Bipolar blogger Natasha Tracy offers exclusive insight into the world of bipolar disorder.See all posts »
‘Tis the Season to Be Unstable
Fa la la la la la la la la.
The holidays have landed squarely in our laps, and that is both good and bad. Many people look forward to the holiday from work, seeing their families, opening gifts, and eating too much food. That is the good. On the other hand, people tend to forget all the things that were keeping their bipolar at bay during the year. That is, most definitely, the bad.
The Holidays. Yay?
I would suggest that the holidays bring stress to everyone—even if you love them. There are very few people I’ve ever heard say that this time of year is relaxing. In fact, I don’t think I’ve ever heard anyone say that.
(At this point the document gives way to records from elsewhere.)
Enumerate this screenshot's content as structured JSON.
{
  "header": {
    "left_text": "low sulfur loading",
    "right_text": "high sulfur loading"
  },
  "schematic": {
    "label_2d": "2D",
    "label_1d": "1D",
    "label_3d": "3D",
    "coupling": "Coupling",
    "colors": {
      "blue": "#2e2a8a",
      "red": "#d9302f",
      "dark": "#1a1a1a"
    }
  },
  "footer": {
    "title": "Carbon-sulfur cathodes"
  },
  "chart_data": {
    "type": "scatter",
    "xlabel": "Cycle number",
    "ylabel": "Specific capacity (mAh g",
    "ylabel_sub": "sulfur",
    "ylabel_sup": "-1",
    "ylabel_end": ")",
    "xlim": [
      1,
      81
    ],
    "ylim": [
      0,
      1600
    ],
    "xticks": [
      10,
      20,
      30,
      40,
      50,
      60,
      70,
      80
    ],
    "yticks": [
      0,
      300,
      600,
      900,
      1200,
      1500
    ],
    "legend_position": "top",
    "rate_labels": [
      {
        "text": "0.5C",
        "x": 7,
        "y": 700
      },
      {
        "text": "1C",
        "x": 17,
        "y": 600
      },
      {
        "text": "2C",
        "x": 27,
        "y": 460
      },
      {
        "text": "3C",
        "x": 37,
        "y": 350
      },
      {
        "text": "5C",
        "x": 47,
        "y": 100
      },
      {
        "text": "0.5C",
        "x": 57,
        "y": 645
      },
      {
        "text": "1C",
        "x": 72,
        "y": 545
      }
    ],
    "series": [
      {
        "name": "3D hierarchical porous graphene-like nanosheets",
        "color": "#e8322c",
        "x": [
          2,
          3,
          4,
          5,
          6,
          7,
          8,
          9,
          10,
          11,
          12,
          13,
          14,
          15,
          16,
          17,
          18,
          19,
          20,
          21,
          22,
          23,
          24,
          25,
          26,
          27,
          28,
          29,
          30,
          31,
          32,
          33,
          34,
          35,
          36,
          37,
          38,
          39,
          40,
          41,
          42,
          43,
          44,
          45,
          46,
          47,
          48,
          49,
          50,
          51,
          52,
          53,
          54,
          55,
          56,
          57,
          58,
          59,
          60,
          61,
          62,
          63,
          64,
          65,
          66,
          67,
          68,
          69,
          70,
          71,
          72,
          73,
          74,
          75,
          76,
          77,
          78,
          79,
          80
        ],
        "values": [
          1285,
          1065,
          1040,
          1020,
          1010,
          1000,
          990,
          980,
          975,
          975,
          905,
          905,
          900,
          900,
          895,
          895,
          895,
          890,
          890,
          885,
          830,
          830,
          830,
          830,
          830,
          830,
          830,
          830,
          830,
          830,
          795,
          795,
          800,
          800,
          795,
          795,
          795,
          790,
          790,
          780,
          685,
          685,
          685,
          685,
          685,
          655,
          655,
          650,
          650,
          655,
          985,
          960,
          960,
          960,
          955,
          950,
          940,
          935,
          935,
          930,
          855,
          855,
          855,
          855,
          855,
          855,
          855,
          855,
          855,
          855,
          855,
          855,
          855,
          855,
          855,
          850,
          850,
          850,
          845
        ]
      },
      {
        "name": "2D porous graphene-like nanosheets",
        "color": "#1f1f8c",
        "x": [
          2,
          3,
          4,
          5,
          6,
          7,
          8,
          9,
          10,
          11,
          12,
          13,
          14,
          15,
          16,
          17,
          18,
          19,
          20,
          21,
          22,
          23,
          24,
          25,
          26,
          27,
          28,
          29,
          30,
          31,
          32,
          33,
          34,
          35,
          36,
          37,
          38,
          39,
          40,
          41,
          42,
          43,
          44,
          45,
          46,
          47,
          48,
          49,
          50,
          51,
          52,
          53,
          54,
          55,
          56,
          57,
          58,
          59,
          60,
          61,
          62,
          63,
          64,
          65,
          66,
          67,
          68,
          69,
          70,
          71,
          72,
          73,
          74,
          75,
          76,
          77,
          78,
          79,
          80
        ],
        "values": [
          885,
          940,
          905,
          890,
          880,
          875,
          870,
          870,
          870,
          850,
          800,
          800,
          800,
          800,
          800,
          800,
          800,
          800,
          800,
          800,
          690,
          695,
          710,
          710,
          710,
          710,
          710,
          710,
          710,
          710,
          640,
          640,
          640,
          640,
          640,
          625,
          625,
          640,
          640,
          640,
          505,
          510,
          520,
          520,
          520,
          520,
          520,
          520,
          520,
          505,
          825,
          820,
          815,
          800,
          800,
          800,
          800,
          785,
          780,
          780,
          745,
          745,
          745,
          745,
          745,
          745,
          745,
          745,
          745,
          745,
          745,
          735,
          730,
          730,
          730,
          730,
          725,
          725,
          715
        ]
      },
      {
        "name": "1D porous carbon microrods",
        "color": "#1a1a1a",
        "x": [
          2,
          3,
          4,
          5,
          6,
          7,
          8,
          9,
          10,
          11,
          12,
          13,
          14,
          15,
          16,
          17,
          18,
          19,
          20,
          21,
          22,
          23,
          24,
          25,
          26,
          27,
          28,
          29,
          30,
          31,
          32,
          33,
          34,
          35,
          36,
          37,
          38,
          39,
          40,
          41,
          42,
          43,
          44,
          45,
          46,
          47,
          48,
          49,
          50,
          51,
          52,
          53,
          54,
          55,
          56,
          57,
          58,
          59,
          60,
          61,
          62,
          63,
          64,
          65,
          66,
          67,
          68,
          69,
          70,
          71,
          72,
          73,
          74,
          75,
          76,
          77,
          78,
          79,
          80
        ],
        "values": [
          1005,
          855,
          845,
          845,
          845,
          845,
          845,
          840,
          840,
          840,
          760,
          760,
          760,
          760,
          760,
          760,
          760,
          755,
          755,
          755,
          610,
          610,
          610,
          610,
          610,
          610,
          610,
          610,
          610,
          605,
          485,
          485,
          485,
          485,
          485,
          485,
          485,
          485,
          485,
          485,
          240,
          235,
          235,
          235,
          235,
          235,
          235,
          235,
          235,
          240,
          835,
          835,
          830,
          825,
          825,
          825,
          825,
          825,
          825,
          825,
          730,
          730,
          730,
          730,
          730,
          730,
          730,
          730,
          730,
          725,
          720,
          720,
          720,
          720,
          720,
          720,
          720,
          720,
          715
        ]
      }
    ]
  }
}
Even if you adore spending time with your family (and many of us don’t) there’s still the pressure of gifts, and trees, and perfect holiday dinners, and party-planning, and, and, and. This holiday comes with teeth.
But that’s okay. We’re strong, resilient people and we can handle life’s stressors. Can’t we?
The thing is, if someone were in a stressful situation I would tell them this: use all of your coping skills to work your way through it. Anticipate the effects stress will have on you and fight it with rest, routine, medication, therapy, exercise, friends, and all the other things that work for you.
And most people would think that was pretty reasonable. But with the holidays, this notion of “fighting” them goes out the window because we all fall prey to a Norman Rockwell version of the holidays where everyone is magically happy just because it’s December. People forget that the stress is real. People forget their coping mechanisms. People walk into the holidays blindly not at all thinking of the effect they will have on their bipolar disorder.
And I get this. I do. In no Christmas story is the tale of the girl with bipolar disorder who leaves the party early in order to get her sleep. In no holiday carol does the bipolar boy take his medications as prescribed and refuse the eggnog because of the effect it has on his mood. We have a romanticized notion of the holiday. And I get it. It’s what we all would have if we could get it.
We Hate Limitations
But the fact of the matter is, we can’t get it. We are not like everyone else. We cannot party until 2 AM and expect to be okay. We cannot drink and do drugs. We cannot get ridiculously stressed out because the centerpiece doesn’t match the napkin rings.
We just can’t. At least not if you want to spend you January somewhere outside the psych ward.
And no one wants to hear this. No one wants to hear of limitations. But consider this. Anyone with an illness has limitations, and the holidays make no difference. If you were in cancer treatment, you would still have to go get radiation as prescribed. If you were diabetic you would still have to watch your diet, like always. If you had a broken leg you wouldn’t be able to dance just because it was a holiday. Every illness or injury puts limitations on you. But it’s up to us to be strong enough to recognize that.
Put Your Bipolar First
And while some people complain that bipolar shouldn’t dictate every moment of their lives, I would argue that making adjustments to your holiday routine so that you stay well is well worth the sacrifices you have to make. Eggnog versus depression. Holiday stress versus hypomania. Staying out partying versus mania. There’s a reason people with bipolar disorder are in treatment and it’s to get rid of the depression, mania and hypomania and inviting it back just so you can “fit in” with the people around you is ridiculous.
So do your part to stay well. Treat the holidays like the stressor they are. You can still have fun; you just can’t necessarily have the same fun as everyone else. Does that suck? Well, yes, it does. But it sucks a lot less than spending January in a sea of misery, wishing you were dead, desperately seeking a medication change to help you out of it. Eggnog doesn’t seem so tasty now, does it?